Le 6 juin 2025, l’appelant a déclaré que sa rémunération était complexe et que seule la fiduciaire H.________ SA (ci-après: la fiduciaire), mandatée par son ancien employeur pour ses employés en détachement, était en mesure de fournir une évaluation correcte de la charge fiscale totale de l’appelant, telle que demandée par le Tribunal fédéral. Il a requis la tenue d’une audience à laquelle pourrait être entendu un représentant de la fiduciaire. Subsidiairement, il a requis l’octroi d’un délai afin d’établir un questionnaire visant à clarifier la charge fiscale, questionnaire que l’autorité de céans adresserait ensuite à la fiduciaire.
bb) Les 13 juin et 4 juillet 2025, la juge de céans a interpellé l’ancien employeur de l’appelant, K.________ SA (ci-après: K.________ ou l’employeur) au sujet de la charge fiscale de l’appelant.
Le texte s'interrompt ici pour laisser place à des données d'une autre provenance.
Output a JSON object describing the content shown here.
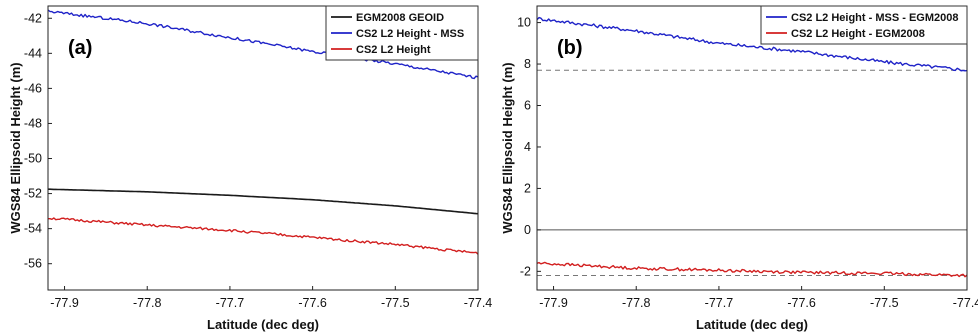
{
  "chart_data": [
    {
      "type": "line",
      "panel_label": "(a)",
      "xlabel": "Latitude (dec deg)",
      "ylabel": "WGS84 Ellipsoid Height (m)",
      "xlim": [
        -77.92,
        -77.4
      ],
      "ylim": [
        -57.5,
        -41.3
      ],
      "xticks": [
        -77.9,
        -77.8,
        -77.7,
        -77.6,
        -77.5,
        -77.4
      ],
      "yticks": [
        -56,
        -54,
        -52,
        -50,
        -48,
        -46,
        -44,
        -42
      ],
      "legend_position": "top-right",
      "series": [
        {
          "name": "EGM2008 GEOID",
          "color": "#1a1a1a",
          "noise": 0,
          "x": [
            -77.92,
            -77.8,
            -77.7,
            -77.6,
            -77.5,
            -77.4
          ],
          "values": [
            -51.75,
            -51.9,
            -52.1,
            -52.35,
            -52.7,
            -53.15
          ]
        },
        {
          "name": "CS2 L2 Height - MSS",
          "color": "#1f23c8",
          "noise": 0.08,
          "x": [
            -77.92,
            -77.8,
            -77.7,
            -77.6,
            -77.5,
            -77.4
          ],
          "values": [
            -41.6,
            -42.3,
            -43.1,
            -43.9,
            -44.6,
            -45.4
          ]
        },
        {
          "name": "CS2 L2 Height",
          "color": "#d21f1f",
          "noise": 0.07,
          "x": [
            -77.92,
            -77.8,
            -77.7,
            -77.6,
            -77.5,
            -77.4
          ],
          "values": [
            -53.4,
            -53.8,
            -54.1,
            -54.5,
            -54.9,
            -55.4
          ]
        }
      ]
    },
    {
      "type": "line",
      "panel_label": "(b)",
      "xlabel": "Latitude (dec deg)",
      "ylabel": "WGS84 Ellipsoid Height (m)",
      "xlim": [
        -77.92,
        -77.4
      ],
      "ylim": [
        -2.9,
        10.8
      ],
      "xticks": [
        -77.9,
        -77.8,
        -77.7,
        -77.6,
        -77.5,
        -77.4
      ],
      "yticks": [
        -2,
        0,
        2,
        4,
        6,
        8,
        10
      ],
      "legend_position": "top-right",
      "reference_lines": [
        {
          "y": 0,
          "style": "solid",
          "color": "#555555"
        },
        {
          "y": 7.7,
          "style": "dashed",
          "color": "#777777"
        },
        {
          "y": -2.2,
          "style": "dashed",
          "color": "#777777"
        }
      ],
      "series": [
        {
          "name": "CS2 L2 Height - MSS - EGM2008",
          "color": "#1f23c8",
          "noise": 0.08,
          "x": [
            -77.92,
            -77.8,
            -77.7,
            -77.6,
            -77.5,
            -77.4
          ],
          "values": [
            10.2,
            9.6,
            9.0,
            8.6,
            8.1,
            7.7
          ]
        },
        {
          "name": "CS2 L2 Height - EGM2008",
          "color": "#d21f1f",
          "noise": 0.07,
          "x": [
            -77.92,
            -77.8,
            -77.7,
            -77.6,
            -77.5,
            -77.4
          ],
          "values": [
            -1.6,
            -1.85,
            -1.95,
            -2.05,
            -2.1,
            -2.2
          ]
        }
      ]
    }
  ]
}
Cette société a répondu les 30 juin et 14 juillet 2025 (cf. let. C/ch. 4 ci-dessous).
cc) Par déterminations du 29 août 2025, l’appelant a conclu à ce qu’il soit astreint à contribuer à l’entretien des siens par le versement des montants mensuels suivants: 1'952 fr. pour A.________, 2'902 fr. pour D.________ et 1'742 fr. pour l’appelante pour la période du 1er juin 2022 au
31 juillet 2023 et 2'163 fr. pour A.________, 2'235 fr. pour D.________ et 1'970 fr. pour l’appelante dès le 1er août 2023. Il a soutenu que sa charge fiscale se montait à 7'928 fr. 15, compte tenu d’un revenu mensuel net de 30'169 fr. 70 et des contributions d’entretien mensuelles versées à hauteur de 7'000 francs. Il a produit une simulation fiscale établie par ses soins ainsi que des pièces (des relevés de comptes bancaires, ainsi qu’une écriture qu’il avait déposée le 11 octobre 2024 dans le cadre d’une enquête pénale ouverte contre lui pour violation de l’obligation d’entretien selon l’art. 217 CP, ainsi qu’un avis de prochaine clôture rendu par le Ministère public le 14 octobre 2024).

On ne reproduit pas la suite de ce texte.